Entre otras estaban el Banco de Crédito Industrial, el Banco de Crédito Local y el Banco Exterior de España, cuya misma denominación indica su finalidad concreta. Eran entidades privadas o semipúblicas, aunque estaban muy controladas por el Estado, en la mayoría de los casos a través del Ministerio de Hacienda.
Los recursos básicos de esos bancos procedían de la emisión de títulos de renta fija suscritos por particulares o bancos, con la salvedad de que podían se pignorados por estos últimos en el Banco de España. Dicha pignoración, que era muy utilizada, daba lugar a que en último extremo la mayoría de la financiación procedía del Banco de España mediante la creación de dinero de curso legal.
Dichas entidades atravesaron diversas vicisitudes, entre otras la Guerra Civil de 1936/1936. Y en 1972 todas las existentes, menos el Banco Exterior de España, fueron nacionalizadas mediante la compra por el Estado de sus acciones, creándose por tanto una verdadera banca pública. Con la justificación de que ya no eran necesarias o que no eran rentables todas se fueron privatizando, y en el año 1999 acabaron fusionadas con el antiguo Banco Bilbao Vizcaya.
Si bien las circunstancias actuales no son ni mucho menos parecidas a las existentes cuando se crearon esos bancos, si que se está en una situación de alguna manera similar. Si, por citar un solo ejemplo, en aquellos años faltaban caminos entre los pueblos, y se creó el Banco de Crédito Local, la problemática mundial surgida en torno al fenómeno del cambio climático, justificaría la creación de un Banco Público de la Energía para afrontar este problema en España.
Es evidente que hace falta un esfuerzo inversor en los ámbitos de la sustitución de la energía de origen fósil por otras de fuentes renovables, del incremento de la eficiencia energética, y de la gestión del agua y de los recursos naturales. Pero en general esas inversiones no pueden competir por la financiación con otras que se centran en actividades perniciosas para el medio ambiente pero que son rentables, y que, además, están financiadas “en la sombra” por los Estados, como puede ser la minería del carbón, por ejemplo.
Y no solo es cuestión de dinero, sino también de las condiciones en las que esa financiación sería ofrecida: plazos, disposición ordenada de los fondos y figuras como los préstamos participativos entre otras. Por otra parte, se da la paradoja de que el desarrollo de las actividades citadas en el párrafo anterior, genera riqueza y empleo.
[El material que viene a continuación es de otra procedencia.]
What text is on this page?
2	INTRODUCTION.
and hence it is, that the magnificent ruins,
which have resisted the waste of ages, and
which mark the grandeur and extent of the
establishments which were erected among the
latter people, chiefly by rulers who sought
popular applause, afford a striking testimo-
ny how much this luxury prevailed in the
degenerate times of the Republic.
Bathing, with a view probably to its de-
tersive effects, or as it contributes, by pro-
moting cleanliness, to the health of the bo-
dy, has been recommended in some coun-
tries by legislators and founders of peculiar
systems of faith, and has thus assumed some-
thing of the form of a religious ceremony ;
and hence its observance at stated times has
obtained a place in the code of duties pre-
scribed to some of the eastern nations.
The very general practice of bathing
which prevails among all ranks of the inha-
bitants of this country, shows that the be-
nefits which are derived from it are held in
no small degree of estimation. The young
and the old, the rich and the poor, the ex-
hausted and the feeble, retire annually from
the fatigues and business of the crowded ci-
Esto último es indudable si nos atenemos a la reciente experiencia española en el ámbito de la energía eólica, solar y de la biomasa.
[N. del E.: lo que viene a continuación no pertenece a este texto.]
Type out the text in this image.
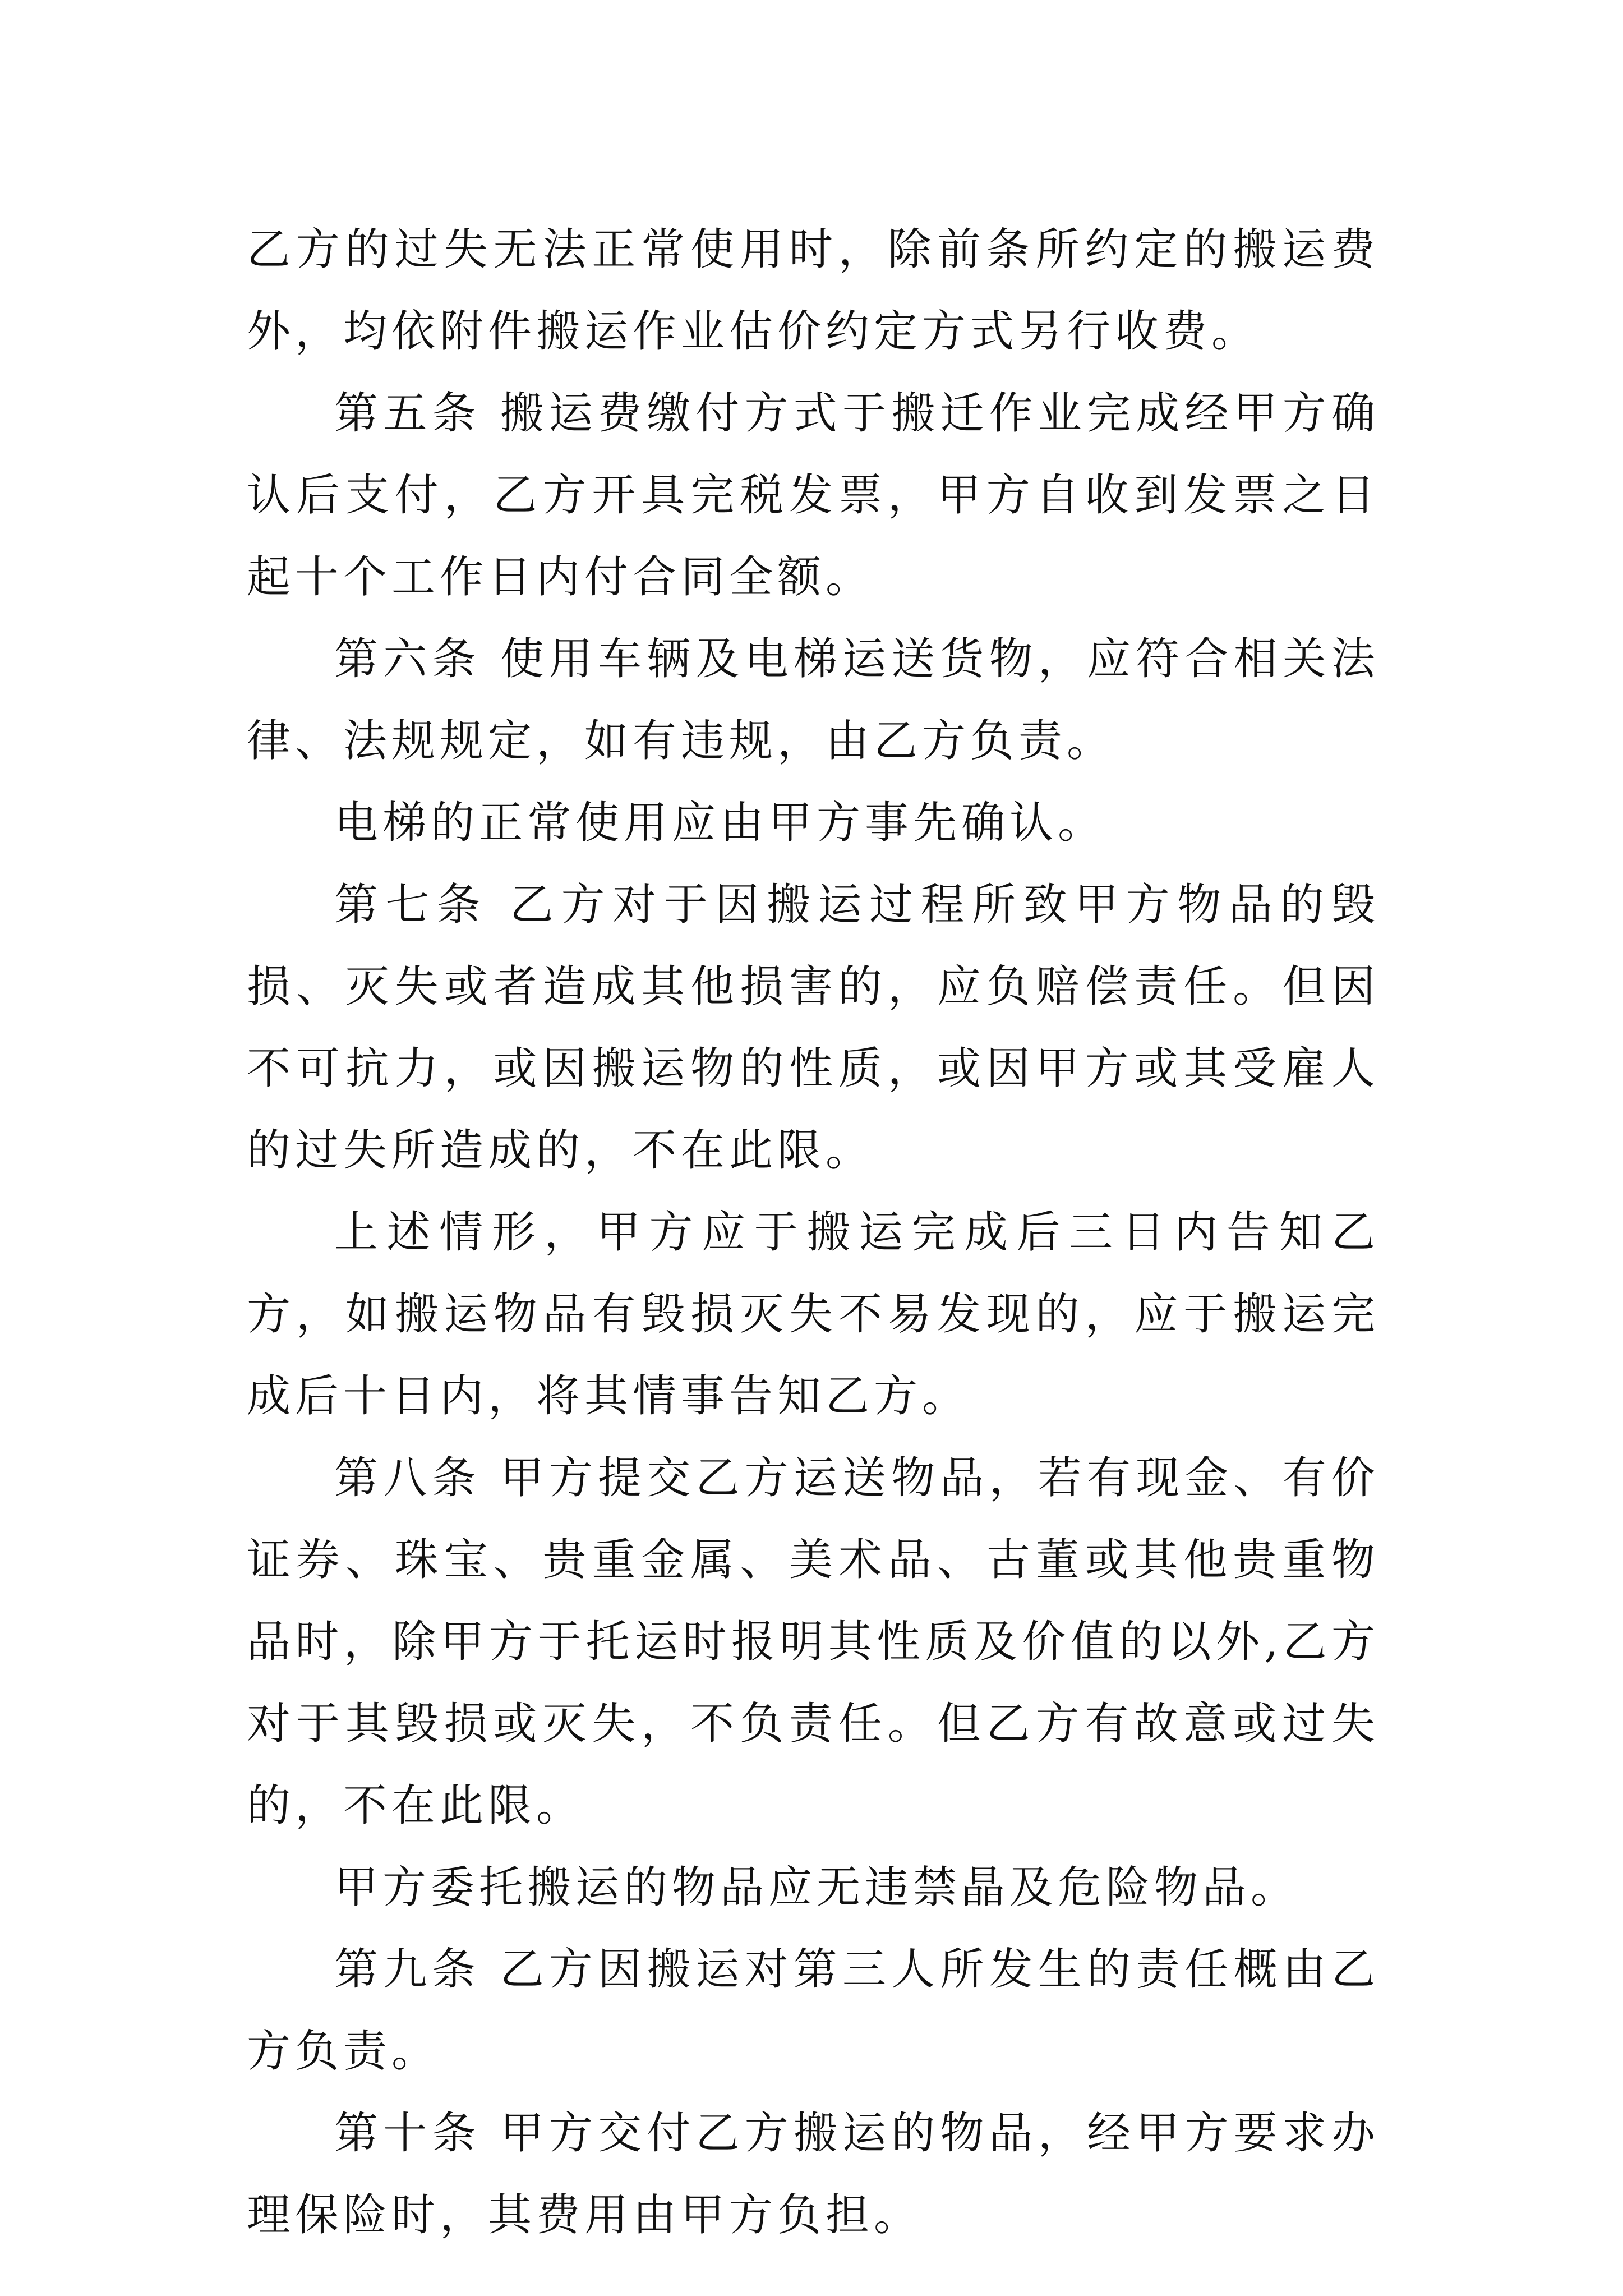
乙方的过失无法正常使用时，除前条所约定的搬运费外，均依附件搬运作业估价约定方式另行收费。

第五条 搬运费缴付方式于搬迁作业完成经甲方确认后支付，乙方开具完税发票，甲方自收到发票之日起十个工作日内付合同全额。

第六条 使用车辆及电梯运送货物，应符合相关法律、法规规定，如有违规，由乙方负责。

电梯的正常使用应由甲方事先确认。

第七条 乙方对于因搬运过程所致甲方物品的毁损、灭失或者造成其他损害的，应负赔偿责任。但因不可抗力，或因搬运物的性质，或因甲方或其受雇人的过失所造成的，不在此限。

上述情形，甲方应于搬运完成后三日内告知乙方，如搬运物品有毁损灭失不易发现的，应于搬运完成后十日内，将其情事告知乙方。

第八条 甲方提交乙方运送物品，若有现金、有价证券、珠宝、贵重金属、美术品、古董或其他贵重物品时，除甲方于托运时报明其性质及价值的以外,乙方对于其毁损或灭失，不负责任。但乙方有故意或过失的，不在此限。

甲方委托搬运的物品应无违禁晶及危险物品。

第九条 乙方因搬运对第三人所发生的责任概由乙方负责。

第十条 甲方交付乙方搬运的物品，经甲方要求办理保险时，其费用由甲方负担。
Sería prolijo, y poco interesante en este momento, referirse al estatuto, organización y otros aspectos de ese hipotético Banco Público para la Energía, ya que son temas a abordar una vez decidida políticamente su puesta en marcha, aunque no me resisto a apuntar algunas ideas al respecto. Su estructura debería ser descentralizada a nivel de Comunidades Autónomas, para coordinarse con las Agencias de Desarrollo ya existentes en aquellas, y que de hecho ya actúan como bancos de inversión públicos. Los recursos del Banco deberían proceder del Estado directamente, o a través del Instituto de Crédito Oficial. En cuanto a los tipos adecuados de operaciones, no cabe aquí hacer una mera lista de las mismas, pero sí es oportuno recordar que el organismo público Instituto para la Diversificación y Ahorro de la Energía (IDAE), atesora ya una dilatada experiencia en este sentido que no debería desaprovecharse.
En cuanto a la denominación de la nueva entidad y aunque aquí se habla de Banco, este nombre tiene que desecharse ya que es exclusivo para las entidades de crédito típicas y supondría estar sometida a los controles y exigencias del tándem Banco Central Europeo/Banco de España, que llevarían al traste al proyecto.
Por tanto y resumiendo, la creación de una entidad financiera de titularidad pública especializada en la financiación de las políticas relativas a la lucha contra el cambio climático en todos sus aspectos, es imprescindible para que esta llegue a buen fin antes de que sea demasiado tarde.